Notably, self-pay is the most frequently accepted payment method ( Fig. 4 ). This increased acceptance of self-pay for reimbursement may reflect the increased provision of direct-to-patient care and higher demands for teledermatology services in the modern era. As more patients desire convenient, efficient, and instant access to specialty care, the use of self-pay will likely continue to increase in the future, particularly if patient co-pays for office visits are significant.
Finally, store-and-forward is still the most commonly used modality to deliver teledermatology, likely due to increased convenience, lower costs, and higher quality of still images compared to live video ( Fig. 5 ). 30 As video communication technologies continue to advance in speed, quality, and accessibility, a hybrid approach of utilizing both store-and-forward and live-interactive may become more widely used.

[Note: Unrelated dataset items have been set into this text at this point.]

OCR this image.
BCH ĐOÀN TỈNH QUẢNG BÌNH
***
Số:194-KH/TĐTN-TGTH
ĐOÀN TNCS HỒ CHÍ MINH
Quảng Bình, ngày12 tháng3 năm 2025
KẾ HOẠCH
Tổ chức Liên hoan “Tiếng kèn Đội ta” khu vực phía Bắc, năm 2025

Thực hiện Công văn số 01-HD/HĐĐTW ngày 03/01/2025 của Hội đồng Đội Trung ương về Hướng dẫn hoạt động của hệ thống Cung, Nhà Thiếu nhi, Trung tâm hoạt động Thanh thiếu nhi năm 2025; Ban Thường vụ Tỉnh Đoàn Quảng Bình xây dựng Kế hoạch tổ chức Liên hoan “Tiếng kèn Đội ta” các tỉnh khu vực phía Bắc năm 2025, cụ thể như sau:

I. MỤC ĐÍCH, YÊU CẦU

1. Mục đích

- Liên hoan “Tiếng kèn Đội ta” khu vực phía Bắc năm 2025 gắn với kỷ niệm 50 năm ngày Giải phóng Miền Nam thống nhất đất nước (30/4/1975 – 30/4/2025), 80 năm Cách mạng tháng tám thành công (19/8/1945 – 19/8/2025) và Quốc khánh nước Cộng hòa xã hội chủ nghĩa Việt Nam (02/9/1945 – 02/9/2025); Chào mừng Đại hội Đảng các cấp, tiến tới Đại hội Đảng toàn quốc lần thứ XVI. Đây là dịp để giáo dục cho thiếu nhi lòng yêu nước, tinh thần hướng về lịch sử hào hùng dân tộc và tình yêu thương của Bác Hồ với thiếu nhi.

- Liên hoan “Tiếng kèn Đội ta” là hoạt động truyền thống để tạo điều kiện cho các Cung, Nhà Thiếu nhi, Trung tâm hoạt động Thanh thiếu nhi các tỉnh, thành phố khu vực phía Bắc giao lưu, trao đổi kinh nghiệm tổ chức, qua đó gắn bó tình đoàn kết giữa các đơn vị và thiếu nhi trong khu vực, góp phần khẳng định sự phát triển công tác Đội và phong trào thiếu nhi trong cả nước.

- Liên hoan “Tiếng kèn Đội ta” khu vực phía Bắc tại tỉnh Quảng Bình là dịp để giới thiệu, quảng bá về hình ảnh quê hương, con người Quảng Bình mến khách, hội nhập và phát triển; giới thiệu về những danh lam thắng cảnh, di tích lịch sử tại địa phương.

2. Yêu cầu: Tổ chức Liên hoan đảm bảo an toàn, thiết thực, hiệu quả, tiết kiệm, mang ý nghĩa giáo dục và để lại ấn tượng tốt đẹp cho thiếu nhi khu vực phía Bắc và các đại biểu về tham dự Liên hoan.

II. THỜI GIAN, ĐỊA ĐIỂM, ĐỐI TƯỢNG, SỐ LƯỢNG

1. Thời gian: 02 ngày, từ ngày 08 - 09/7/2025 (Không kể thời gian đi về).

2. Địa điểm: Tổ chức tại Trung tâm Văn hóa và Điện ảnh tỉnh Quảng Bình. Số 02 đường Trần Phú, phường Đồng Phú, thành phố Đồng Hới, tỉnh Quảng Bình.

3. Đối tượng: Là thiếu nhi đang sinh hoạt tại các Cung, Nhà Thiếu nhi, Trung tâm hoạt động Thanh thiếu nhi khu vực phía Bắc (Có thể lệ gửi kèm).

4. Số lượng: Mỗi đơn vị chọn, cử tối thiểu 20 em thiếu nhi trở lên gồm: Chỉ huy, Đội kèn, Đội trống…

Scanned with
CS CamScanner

In conclusion, the field of teledermatology is rapidly evolving in the 21st century. Teledermatology not only improves access to dermatologic care for remote underserved populations but also increases efficiency and convenience to meet the high demands of urban populations. Teledermatology achieves this while maintaining accurate diagnosis and management of skin disorders. In 2016, the number of active teledermatology programs and patients receiving teledermatology consultations in the United States increased, likely due to support from academic institutions, the development of innovative platforms, and the advancement of telecommunication technologies. Self-pay was the most frequently accepted payment method and a majority of programs offered direct-to-patient care. The modern era continues to be an exciting time for teledermatology. Future research will continue to redefine the ways in which it can best complement the current practices of dermatology as a whole.
Footnotes
Acknowledgments
The authors thank Mr. Charles Lappan for his assistance and participation in the survey. The authors also show their gratitude to the ATA for supporting this study.
Disclosure Statement
Ms. Yim declares that she has no conflicts of interest. Dr. Armstrong is a consultant for and has received honorariums from AbbVie, Amgen, Celgene, Janssen, Merck, Eli Lilly, Novartis, Pfizer, Modernizing Medicine, Regeneron & Sanofi, and Valeant. Dr. Armstrong has also participated on speakers' bureaus for AbbVie, Eli Lilly, and Janssen and has received grants from AbbVie, Amgen, Janssen, and Eli Lilly. Dr. Oh declares that he has no conflicts of interest. Dr. McKoy is an editor for and receives a salary from Merck Manuals. Dr. Florek declares that she has no conflicts of interest. This article has no funding source.